In serata, il rilascio si è trasformato in un rimpatrio in Italia, con un volo di linea diretto a Fiumicino partito alle 17 (ora locale). Sant’Egidio ha voluto ringraziare pubblicamente il presidente Maduro, specificando che il rilascio è stato concesso “per ragioni umanitarie, con un atto di liberalità personale”.

Un gesto che apre nuove possibilità

La liberazione di Schiavo potrebbe rappresentare il primo spiraglio per sbloccare anche altre detenzioni italiane in Venezuela, come quella del cooperante Alberto Trentini, arrestato nel 2024, e di due italo-venezuelani: Juan Carlos Marrufo Capozzi, ex militare arrestato nel 2019, e Hugo Marino, investigatore aeronautico che aveva indagato su due misteriosi incidenti aerei accaduti attorno all’arcipelago di Los Roques, nei quali morirono, tra gli altri, Vittorio Missonie sua moglie.

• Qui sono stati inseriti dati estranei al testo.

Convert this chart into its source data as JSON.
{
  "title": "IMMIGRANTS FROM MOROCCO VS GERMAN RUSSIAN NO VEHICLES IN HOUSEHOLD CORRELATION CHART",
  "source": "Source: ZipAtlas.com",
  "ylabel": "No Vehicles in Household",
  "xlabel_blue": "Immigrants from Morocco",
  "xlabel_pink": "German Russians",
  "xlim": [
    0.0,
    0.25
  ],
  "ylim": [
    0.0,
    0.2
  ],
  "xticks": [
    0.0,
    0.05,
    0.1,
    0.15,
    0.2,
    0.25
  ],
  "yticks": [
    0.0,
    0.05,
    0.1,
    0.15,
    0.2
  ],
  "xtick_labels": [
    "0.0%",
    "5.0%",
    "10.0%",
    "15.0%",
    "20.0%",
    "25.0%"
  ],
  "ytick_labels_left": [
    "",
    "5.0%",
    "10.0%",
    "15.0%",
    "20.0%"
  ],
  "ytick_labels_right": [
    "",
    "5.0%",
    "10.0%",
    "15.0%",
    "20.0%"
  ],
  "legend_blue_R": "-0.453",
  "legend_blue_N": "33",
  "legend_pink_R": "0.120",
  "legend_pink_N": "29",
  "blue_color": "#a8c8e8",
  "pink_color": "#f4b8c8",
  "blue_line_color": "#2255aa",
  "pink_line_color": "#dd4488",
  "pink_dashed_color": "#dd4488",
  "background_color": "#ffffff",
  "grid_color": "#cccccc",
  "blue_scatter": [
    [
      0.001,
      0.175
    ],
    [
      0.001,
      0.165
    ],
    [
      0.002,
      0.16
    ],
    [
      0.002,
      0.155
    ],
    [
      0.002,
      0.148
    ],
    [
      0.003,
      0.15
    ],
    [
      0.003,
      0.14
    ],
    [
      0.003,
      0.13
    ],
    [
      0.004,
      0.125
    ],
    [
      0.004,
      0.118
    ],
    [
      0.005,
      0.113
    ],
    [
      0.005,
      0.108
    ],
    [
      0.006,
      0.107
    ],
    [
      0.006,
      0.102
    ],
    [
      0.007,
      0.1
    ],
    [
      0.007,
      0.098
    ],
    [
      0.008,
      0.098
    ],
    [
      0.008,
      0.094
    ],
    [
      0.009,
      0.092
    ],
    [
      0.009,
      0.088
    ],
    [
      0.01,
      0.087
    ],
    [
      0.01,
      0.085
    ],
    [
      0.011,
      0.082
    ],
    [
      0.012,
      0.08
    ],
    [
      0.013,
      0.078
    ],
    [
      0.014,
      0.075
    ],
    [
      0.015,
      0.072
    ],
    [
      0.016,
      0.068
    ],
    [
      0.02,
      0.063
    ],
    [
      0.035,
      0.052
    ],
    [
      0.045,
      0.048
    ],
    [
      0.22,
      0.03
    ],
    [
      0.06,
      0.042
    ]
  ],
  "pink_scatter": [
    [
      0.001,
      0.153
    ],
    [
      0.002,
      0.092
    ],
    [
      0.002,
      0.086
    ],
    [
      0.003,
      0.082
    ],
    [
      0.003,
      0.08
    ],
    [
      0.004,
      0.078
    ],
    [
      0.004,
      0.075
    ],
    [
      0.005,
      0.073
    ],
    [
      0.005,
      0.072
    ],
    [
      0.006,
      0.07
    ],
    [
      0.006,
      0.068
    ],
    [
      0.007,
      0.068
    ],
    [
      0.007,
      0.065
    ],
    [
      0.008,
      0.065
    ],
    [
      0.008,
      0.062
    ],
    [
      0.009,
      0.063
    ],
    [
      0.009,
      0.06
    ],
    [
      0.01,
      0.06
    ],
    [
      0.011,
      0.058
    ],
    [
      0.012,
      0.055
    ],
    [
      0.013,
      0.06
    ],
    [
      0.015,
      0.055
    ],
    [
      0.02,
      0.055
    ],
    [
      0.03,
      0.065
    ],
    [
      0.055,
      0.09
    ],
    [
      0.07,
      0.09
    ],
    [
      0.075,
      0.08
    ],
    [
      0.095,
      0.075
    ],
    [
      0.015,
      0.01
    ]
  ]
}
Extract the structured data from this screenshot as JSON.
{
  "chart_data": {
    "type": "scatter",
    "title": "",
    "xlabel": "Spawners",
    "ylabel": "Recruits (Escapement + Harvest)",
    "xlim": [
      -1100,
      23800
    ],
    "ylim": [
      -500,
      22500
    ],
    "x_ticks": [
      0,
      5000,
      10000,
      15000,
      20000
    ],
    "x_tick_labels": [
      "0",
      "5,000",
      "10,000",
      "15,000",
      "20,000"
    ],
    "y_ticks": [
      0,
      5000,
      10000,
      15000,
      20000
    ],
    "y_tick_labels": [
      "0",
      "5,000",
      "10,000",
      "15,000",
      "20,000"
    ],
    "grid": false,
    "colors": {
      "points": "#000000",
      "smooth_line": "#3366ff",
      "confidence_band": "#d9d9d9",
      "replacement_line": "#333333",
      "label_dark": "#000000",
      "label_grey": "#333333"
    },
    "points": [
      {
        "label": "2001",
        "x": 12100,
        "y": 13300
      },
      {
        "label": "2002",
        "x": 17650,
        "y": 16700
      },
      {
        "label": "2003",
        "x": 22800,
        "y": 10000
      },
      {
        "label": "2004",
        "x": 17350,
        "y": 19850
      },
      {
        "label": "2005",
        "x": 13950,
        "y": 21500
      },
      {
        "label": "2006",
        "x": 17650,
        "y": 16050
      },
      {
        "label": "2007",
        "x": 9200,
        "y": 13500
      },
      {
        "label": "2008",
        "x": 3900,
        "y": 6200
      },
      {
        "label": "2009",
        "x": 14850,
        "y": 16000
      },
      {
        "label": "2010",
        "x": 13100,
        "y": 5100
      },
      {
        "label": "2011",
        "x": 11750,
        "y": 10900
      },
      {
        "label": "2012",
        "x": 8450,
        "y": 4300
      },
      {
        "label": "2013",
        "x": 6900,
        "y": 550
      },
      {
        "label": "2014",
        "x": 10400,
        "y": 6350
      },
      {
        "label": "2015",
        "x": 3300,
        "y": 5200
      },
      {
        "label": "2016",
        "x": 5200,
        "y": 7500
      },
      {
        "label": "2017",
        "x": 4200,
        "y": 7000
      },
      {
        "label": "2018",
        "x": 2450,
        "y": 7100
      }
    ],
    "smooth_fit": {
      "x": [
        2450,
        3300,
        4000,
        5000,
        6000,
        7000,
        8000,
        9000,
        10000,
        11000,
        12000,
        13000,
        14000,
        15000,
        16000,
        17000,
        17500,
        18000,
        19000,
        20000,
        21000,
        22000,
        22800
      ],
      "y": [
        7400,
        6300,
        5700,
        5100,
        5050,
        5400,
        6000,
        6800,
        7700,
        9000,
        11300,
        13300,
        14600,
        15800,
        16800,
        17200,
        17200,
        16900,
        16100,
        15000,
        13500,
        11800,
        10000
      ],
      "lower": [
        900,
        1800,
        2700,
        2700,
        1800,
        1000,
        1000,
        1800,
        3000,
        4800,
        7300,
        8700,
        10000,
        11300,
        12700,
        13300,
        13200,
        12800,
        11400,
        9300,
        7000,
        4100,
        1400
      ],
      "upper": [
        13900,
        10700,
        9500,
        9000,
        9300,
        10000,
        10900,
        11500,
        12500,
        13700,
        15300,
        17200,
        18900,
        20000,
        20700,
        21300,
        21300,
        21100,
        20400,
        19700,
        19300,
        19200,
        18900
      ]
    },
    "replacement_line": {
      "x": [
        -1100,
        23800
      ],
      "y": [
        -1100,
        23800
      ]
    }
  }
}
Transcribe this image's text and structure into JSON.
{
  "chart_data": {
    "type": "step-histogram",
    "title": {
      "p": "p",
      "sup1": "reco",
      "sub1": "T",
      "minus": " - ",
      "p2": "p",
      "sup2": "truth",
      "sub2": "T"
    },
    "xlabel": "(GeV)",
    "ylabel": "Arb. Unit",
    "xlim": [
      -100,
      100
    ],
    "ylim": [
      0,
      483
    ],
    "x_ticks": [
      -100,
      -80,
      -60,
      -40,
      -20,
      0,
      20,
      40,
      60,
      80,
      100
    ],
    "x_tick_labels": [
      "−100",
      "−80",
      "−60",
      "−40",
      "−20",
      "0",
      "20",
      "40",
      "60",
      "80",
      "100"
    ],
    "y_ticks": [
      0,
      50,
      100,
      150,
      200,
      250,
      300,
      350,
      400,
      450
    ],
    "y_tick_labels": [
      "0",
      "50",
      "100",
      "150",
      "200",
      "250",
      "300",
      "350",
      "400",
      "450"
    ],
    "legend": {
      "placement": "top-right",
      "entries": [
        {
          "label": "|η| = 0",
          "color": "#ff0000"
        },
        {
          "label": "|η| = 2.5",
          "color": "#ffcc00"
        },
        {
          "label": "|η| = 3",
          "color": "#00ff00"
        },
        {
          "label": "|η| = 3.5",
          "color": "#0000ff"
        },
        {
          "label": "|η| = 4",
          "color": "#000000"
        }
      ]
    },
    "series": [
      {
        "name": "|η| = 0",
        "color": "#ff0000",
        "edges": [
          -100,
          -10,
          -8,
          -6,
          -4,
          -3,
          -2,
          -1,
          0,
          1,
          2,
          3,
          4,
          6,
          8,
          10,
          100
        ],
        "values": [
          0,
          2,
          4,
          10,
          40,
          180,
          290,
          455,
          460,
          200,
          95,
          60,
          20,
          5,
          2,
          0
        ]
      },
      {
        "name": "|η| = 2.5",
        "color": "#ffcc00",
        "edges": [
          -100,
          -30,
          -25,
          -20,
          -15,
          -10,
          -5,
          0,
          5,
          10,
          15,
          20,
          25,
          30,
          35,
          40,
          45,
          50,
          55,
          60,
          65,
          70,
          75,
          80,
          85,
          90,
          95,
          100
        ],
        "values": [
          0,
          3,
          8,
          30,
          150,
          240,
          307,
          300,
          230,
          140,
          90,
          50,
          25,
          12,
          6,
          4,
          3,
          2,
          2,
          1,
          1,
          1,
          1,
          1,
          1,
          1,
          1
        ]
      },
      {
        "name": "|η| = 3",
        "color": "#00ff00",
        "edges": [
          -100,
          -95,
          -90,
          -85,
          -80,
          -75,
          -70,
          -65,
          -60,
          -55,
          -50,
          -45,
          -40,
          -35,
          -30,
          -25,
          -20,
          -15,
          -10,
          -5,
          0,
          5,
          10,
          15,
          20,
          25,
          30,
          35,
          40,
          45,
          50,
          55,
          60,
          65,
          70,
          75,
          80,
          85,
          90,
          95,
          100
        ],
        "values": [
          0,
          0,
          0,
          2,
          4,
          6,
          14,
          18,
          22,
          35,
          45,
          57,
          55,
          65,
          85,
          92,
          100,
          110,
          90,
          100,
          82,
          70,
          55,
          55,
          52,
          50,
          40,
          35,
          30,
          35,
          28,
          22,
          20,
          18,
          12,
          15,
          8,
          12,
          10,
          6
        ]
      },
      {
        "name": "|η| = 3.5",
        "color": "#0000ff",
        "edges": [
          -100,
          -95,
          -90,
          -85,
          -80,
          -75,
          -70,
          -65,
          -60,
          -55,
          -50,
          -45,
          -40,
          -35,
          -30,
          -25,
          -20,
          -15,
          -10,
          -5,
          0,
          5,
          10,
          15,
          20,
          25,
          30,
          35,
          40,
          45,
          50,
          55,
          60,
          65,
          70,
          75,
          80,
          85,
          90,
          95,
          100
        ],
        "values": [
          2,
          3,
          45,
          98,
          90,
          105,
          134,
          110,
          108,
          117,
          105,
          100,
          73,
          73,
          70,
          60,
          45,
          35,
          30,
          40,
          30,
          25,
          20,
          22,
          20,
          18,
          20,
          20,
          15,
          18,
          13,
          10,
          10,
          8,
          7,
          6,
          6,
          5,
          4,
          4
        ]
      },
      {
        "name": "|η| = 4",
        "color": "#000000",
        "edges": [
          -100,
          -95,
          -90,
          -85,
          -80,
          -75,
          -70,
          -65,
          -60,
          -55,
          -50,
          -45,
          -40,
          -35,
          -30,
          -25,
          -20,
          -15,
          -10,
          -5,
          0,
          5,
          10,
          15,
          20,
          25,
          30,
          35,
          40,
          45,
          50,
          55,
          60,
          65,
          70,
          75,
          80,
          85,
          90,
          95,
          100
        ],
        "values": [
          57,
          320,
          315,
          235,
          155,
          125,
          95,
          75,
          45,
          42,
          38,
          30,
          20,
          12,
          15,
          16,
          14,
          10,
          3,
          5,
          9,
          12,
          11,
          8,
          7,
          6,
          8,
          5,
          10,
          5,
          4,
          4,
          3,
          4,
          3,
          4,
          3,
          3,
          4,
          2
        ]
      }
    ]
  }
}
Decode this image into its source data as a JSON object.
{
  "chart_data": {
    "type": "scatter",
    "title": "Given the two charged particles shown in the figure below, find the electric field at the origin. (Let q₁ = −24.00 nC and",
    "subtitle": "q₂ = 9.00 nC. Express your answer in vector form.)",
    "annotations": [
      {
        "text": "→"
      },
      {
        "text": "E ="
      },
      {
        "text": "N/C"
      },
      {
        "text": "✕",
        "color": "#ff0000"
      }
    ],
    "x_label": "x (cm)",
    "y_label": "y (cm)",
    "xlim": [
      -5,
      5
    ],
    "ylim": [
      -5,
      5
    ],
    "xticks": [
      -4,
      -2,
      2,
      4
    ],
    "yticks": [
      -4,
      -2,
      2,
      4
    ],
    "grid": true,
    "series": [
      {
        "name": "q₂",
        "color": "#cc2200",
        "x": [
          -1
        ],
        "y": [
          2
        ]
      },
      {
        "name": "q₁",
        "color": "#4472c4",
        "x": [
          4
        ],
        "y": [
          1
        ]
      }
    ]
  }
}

Il carcere e le denunce di tortura

Nel carcere di El Helicoide, dove era rinchiuso Schiavo, numerosi attivisti per i diritti umani hanno documentato casi di maltrattamenti e detenzioni arbitrarie. Anche l’Alto Commissariato delle Nazioni Unite per i Diritti Umani si era occupato del suo caso, definito emblematico per le gravi violazioni del diritto alla difesa e per l’assenza di prove concrete nel processo.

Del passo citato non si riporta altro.